月黑风高,伸手不见五指的小巷里,魏朱窝在背风的墙角里,侧着耳朵倾听远处的繁华嬉闹声。
未几,一道黑影从巷口左右观望了好半天,这才蹑手蹑脚的靠近。
一看对方这猥琐样,魏朱顿时一阵白眼,“只是让你打听消息,又不是偷情,你至于吗!”
魏朱乍一开口把那黑影吓个够呛,见是魏朱老陈才拍着心口稳了稳心神。
“小心点总是好的。”
老陈才不会说,他是害怕魏朱突然给自己下黑手,才倍加小心。
“都打听清楚了。”
老陈小声道,“前面这几家酒楼,连着金水街上的几家铺子都是楚通山的。”
魏朱早就知道像楚通山这种嗅觉灵敏的人,是不可能放过陵阳这块肥肉,只是她没想到,他竟然在这里置办了这么多的产业。
“楚通山今天住在那家客栈?”
“这个小的也派人打听过了。”老陈道,“楚通山这几日忙着置办木材,所以没有住在客栈,而是歇在他早先买下的画舫上。”

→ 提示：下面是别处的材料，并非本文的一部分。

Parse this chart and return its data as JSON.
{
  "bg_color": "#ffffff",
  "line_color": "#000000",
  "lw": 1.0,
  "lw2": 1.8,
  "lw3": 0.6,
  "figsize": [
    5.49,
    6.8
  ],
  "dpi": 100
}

陵阳虽然多水湾,但是能放下画舫的就只有护城河外,魏朱默默的算了下距离,就算楚通山插着翅膀飞过来,这一时半会的也赶不到。
“让你找的东西带来了?”
“姑娘要的东西稀缺,小的也是从一个游方道士那里弄来的,数量不是很多,不知道够不够姑娘使用。”
老陈从袖里掏出一个纸包,他小心翼翼的拆开纸包上的线,唯恐一不小心碰着纸包里的东西。
“姑娘小心点拿,这东西脆的很,一碰就着。”
不怎么精纯的白磷,也就只能凑合着用。
魏朱匆匆系好塞进自己袋子里。
直到此时老陈才发现,魏朱脚边竟然放着一只大包,里面不知装了什么鼓鼓囊囊的很大。
魏朱抬起背包就走,老陈却扭捏的拦下了她。
“一码归一码,这东西太过金贵,为了买它说是倾家荡产也不为过。”
老陈不安的搓着自己的手指,就差没把给!钱!两个字砸魏朱脸上。
“你确定要我给钱?”
魏朱眉梢一挑,像极了恶霸,“你都不好奇我让你给我弄这东西是做什么的吗?”
魏朱一本正经道,“如果我用它来杀人放火,转头把这件事嫁祸在你身上,你觉得我给你的钱有命花?”
老陈连连后退,“你、你准备要做什么?”
“既然这么好奇,不如你跟上来好好看看。”
魏朱看了老陈一眼带着那个背包,向着越发幽暗的巷子走。
她已经发出了自己的邀请,能不能到,会不会来是别人的事。
老陈隐隐觉得魏朱是要干什么大事,理智上他告诉自己要离这人远远的。
可是,他不仅现在手上没钱。
他和翠娘的事还被魏朱捏在手里。
最重要的是他真怕魏朱说的威胁会成真,眼前这人就没有什么是她干不上来的。
老陈一跺脚,咬紧牙关跟了上去,然后,他看到了几辈子都不可能见识过的大场面。
就临时切下来的竹筒,里面一半填满菜油封好,另一半灌进白磷,都不用点火,就这么被弹弓打出去的功夫就落地爆开。
菜油带着火点四处飞溅,将触碰到的一切全部点燃。
天干物燥的季节,再加上这无处不在的“东风”,也不知道是火借风势,还是风借火势熊熊烈火惊天而起。
目睹这场大火的老陈,突然觉得以前截道卖奴的自己,就是在过家家。
他眼神复杂的看着前面的罪魁祸首,却见对方心平气和的烧完了这家客栈的空厢房,就转战那家酒楼柴房,这边大火刚起,那边就浓烟直冒。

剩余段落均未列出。